With the BSC1 force field, phosphates are considered to be part of the nucleotide (as is standard). Because the terminal groups of DNA are different (i.e. 3'- and 5'- terminal residues), the names have to be different to associate the appropriate topology (i.e. list of bonds, atoms, etc.) and parameters. For DNA, the residue names used are DA5, DA and DA3 for a 5' terminal adenine, a non terminal adenine, or a 3' terminal adenine respectively. [A single isolated adenine nucleotide is DAN.]
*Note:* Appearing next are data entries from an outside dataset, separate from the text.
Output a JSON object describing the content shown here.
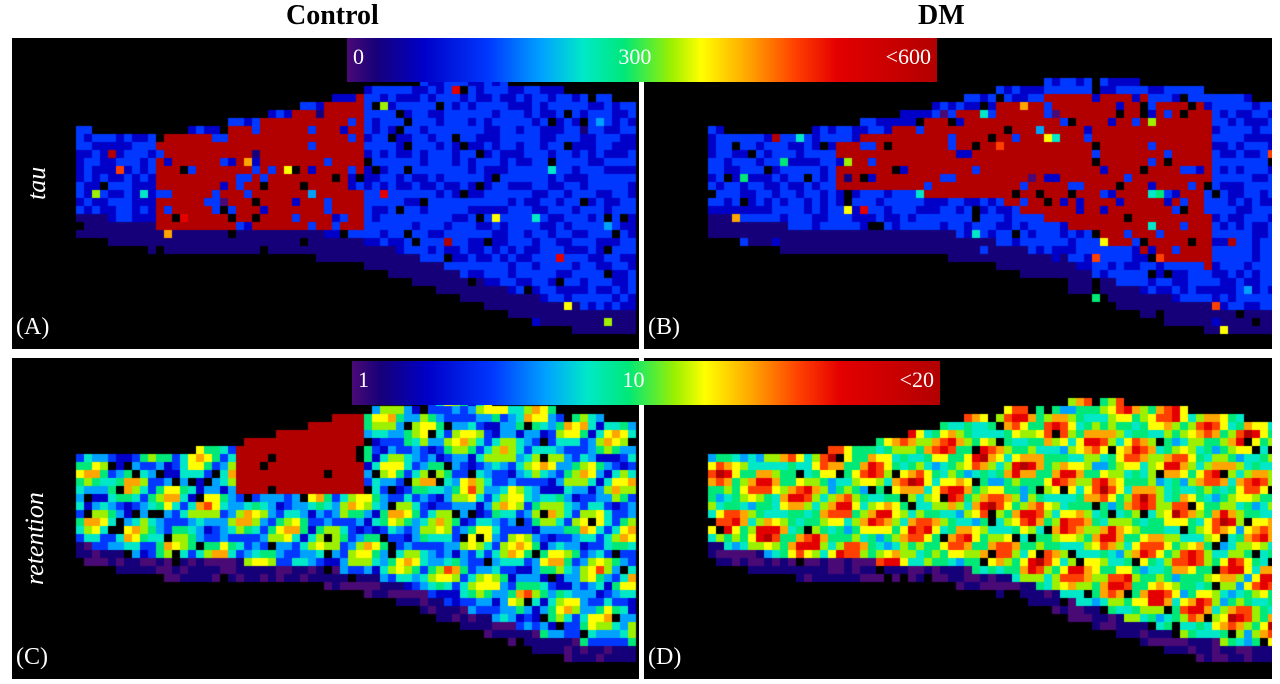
{
  "columns": {
    "control": "Control",
    "dm": "DM"
  },
  "rows": {
    "tau": "tau",
    "retention": "retention"
  },
  "panels": {
    "a": "(A)",
    "b": "(B)",
    "c": "(C)",
    "d": "(D)"
  },
  "colorbar_tau": {
    "min": "0",
    "mid": "300",
    "max": "<600"
  },
  "colorbar_retention": {
    "min": "1",
    "mid": "10",
    "max": "<20"
  },
  "colormap": [
    "#4a0a75",
    "#16007a",
    "#0000c8",
    "#0038ff",
    "#00a2ff",
    "#00e8c8",
    "#00e878",
    "#9cf000",
    "#ffff00",
    "#ffa500",
    "#ff4000",
    "#e40000",
    "#b20000"
  ]
}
So, with this in mind we can construct the input file required by NAB to build our 10-mer polyA-polyT DNA duplex in the Arnott B-DNA canonical structure. This program is given below. Basically, this is building two strands of A-T paired DNA. For more specific information about the various options, see the manual.)

molecule m;
m = fd_helix( "abdna", "aaaaaaaaaa", "dna" );
putpdb( "nuc.pdb", m, "-wwpdb");

Put the above into a plain-text file called nuc.nab.

Note: Before we run any of the programs provided with AMBER, we need to make sure the Unix shell environment variable that specifies where AMBER is installed is set properly. This is necessary for xleap and lets the system know where the executables are located ($AMBERHOME/bin).

If you are running bash, csh or tcsh check the AMBERHOME environment variable is set by typing:

echo $AMBERHOME

If you see:

AMBERHOME: Undefined variable.

(Using csh or tcsh) or simply a blank line (bash) then the AMBERHOME environment variable was not set properly and you need to initialize it to point to the AMBER installation directory. If AMBER is installed in /usr/local/amber14 then you would type:

setenv AMBERHOME /usr/local/amber14

(csh or tcsh) or

export AMBERHOME=/usr/local/amber14

(bash).

While you are at it, you may want to update your .cshrc (csh), or .bashrc (bash) file to define this variable and add the AMBER binary directory to your path (or list of directories searched for executables) at login. In your .bash_login file [or the global /etc/bashrc file] (if using the bash shell), add the following (substituting the correct path to AMBER):

export AMBERHOME=/usr/local/amber14
export PATH=$PATH:$AMBERHOME/bin

For further details on installation please refer to the AMBER manual.

Running NAB
To run NAB, you just type this:

nab nuc.nab
./a.out (Note: type "./a.exe" for Cygwin/Windows)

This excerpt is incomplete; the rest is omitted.